Frivolous, Art Basel Miami? Its pharaonic celebrations certainly seem to suggest it, but it remains "incontestably America's leading fair", according to the co-director of the Parisian Mor Charpentier gallery, also a regular at Frieze New York and the Armory Show, and now taking part in the Florida show for the sixth time. For the event that represents "a key date for the acquisition committees of the great American institutions", Philippe Charpentier wanted to devote his stand to a "duo show" – the first of its kind – featuring Teresa Margolles, who is building a wall with 900 bricks made of mud from the Rio Grande, thus with a decidedly political slant – and Rosangela Renno, with a "major" work on memory. These two artists, respectively Mexican and Brazilian, should attract the attention of the many Latin American collectors attending the fair, who tend to support their national artists. "Since its creation in 2002, ABMB has always been designed as a bridge between South and North," says Philipp Kaiser. "This is one of the fair's great achievements: creating a dialogue between Latin American artists and the rest of the world – a conversation that continues with Art Basel Cities in Buenos Aires." Barack Obama singled out Miami as a symbol of the successful integration of Hispanic communities; Art Basel demonstrates the same desire for diversity, yet fails to reduce the numerical imbalance that lies between galleries from North America (overwhelmingly represented by 159) and those from Brazil (19), Mexico (8), Argentina (5), Peru, Cuba and Columbia (1). A spread that is proportional to the maturity level of the various markets, which are still seeing the arrival of new players, despite the crisis that has impeded their development latterly. Chile, for example, though absent from the selection, has set its transition in motion, according to Philippe Charpentier (20 % of whose sales come from the Latin American market). In fact, numerous exhibitors play the Latino card. These include the Lelong Gallery (Paris) which in its "Kabinett" section is presenting the little-known work of Brazilian artists Hélio Oiticica and Ivan Serpa, and the Richard Saltoun Gallery (London) with a solo show by the Argentinian artist Edgardo Antonio Vigo.
Collectors take power
This open attitude to the art scene of the South owes a great deal to the tenacity of its collectors, some of whom live in Miami all year round (like the powerful Argentinian philanthropist Jorge M. Pérez), while others sit on Art Basel's Global Patrons Council, and are thus involved in the organisation of the various fairs. Its 154 members include the Brazilian couple Mara and Marcio Fainziliber, who has been Chairman of the Board of the Museu do Arte do Rio (MAR) since its inauguration in 2013; Juan and Patricia Vergez, who help to support Argentinian compatriots like Tomas Saraceno, and the Colombian Leon Amitai, living in Bogota, whose 250 works adorn the offices of his flourishing textile company.
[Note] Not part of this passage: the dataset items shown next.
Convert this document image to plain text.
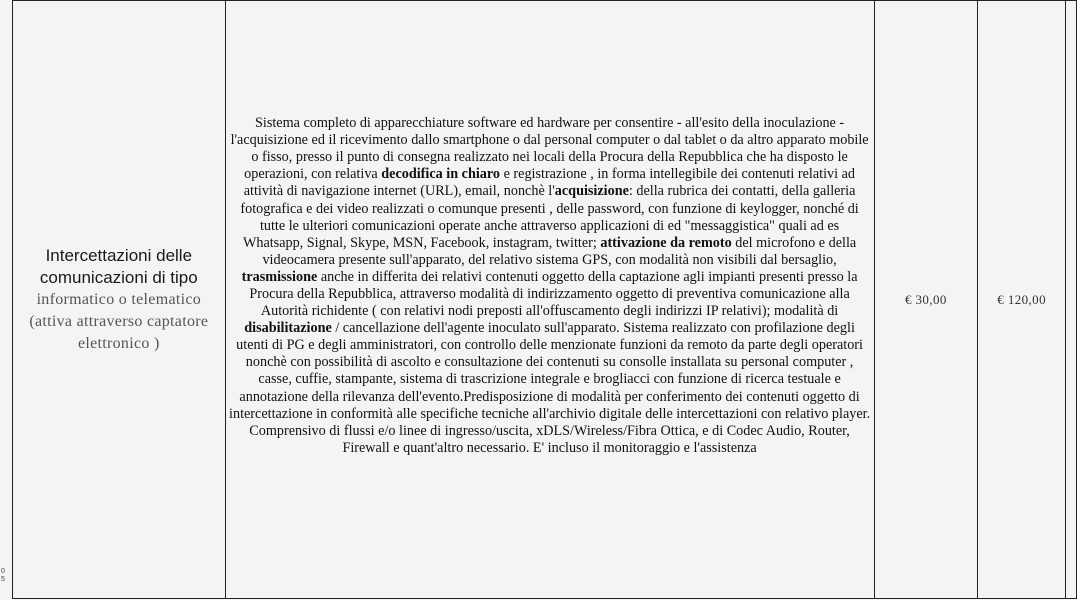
Intercettazioni delle comunicazioni di tipo
informatico o telematico (attiva attraverso captatore elettronico )

Sistema completo di apparecchiature software ed hardware per consentire - all'esito della inoculazione - l'acquisizione ed il ricevimento dallo smartphone o dal personal computer o dal tablet o da altro apparato mobile o fisso, presso il punto di consegna realizzato nei locali della Procura della Repubblica che ha disposto le operazioni, con relativa decodifica in chiaro e registrazione , in forma intellegibile dei contenuti relativi ad attività di navigazione internet (URL), email, nonchè l'acquisizione: della rubrica dei contatti, della galleria fotografica e dei video realizzati o comunque presenti , delle password, con funzione di keylogger, nonché di tutte le ulteriori comunicazioni operate anche attraverso applicazioni di ed "messaggistica" quali ad es Whatsapp, Signal, Skype, MSN, Facebook, instagram, twitter; attivazione da remoto del microfono e della videocamera presente sull'apparato, del relativo sistema GPS, con modalità non visibili dal bersaglio, trasmissione anche in differita dei relativi contenuti oggetto della captazione agli impianti presenti presso la Procura della Repubblica, attraverso modalità di indirizzamento oggetto di preventiva comunicazione alla Autorità richidente ( con relativi nodi preposti all'offuscamento degli indirizzi IP relativi); modalità di disabilitazione / cancellazione dell'agente inoculato sull'apparato. Sistema realizzato con profilazione degli utenti di PG e degli amministratori, con controllo delle menzionate funzioni da remoto da parte degli operatori nonchè con possibilità di ascolto e consultazione dei contenuti su consolle installata su personal computer , casse, cuffie, stampante, sistema di trascrizione integrale e brogliacci con funzione di ricerca testuale e annotazione della rilevanza dell'evento.Predisposizione di modalità per conferimento dei contenuti oggetto di intercettazione in conformità alle specifiche tecniche all'archivio digitale delle intercettazioni con relativo player. Comprensivo di flussi e/o linee di ingresso/uscita, xDLS/Wireless/Fibra Ottica, e di Codec Audio, Router, Firewall e quant'altro necessario. E' incluso il monitoraggio e l'assistenza

€ 30,00	€ 120,00

0
5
He discovered Leonor Antunes and Carlos Motta at the fair. "Its proximity and the presence of the world's leading galleries make Art Basel Miami Beach the best alternative for Latin American collectors – especially since its quality has been very high over the past two years." Less regional than the Colombian ArtBo, more accessible and stimulating (to quote Leon Amitai again) than Arco Madrid, until now, at least, it has succeeded in maintaining its monopoly in the field.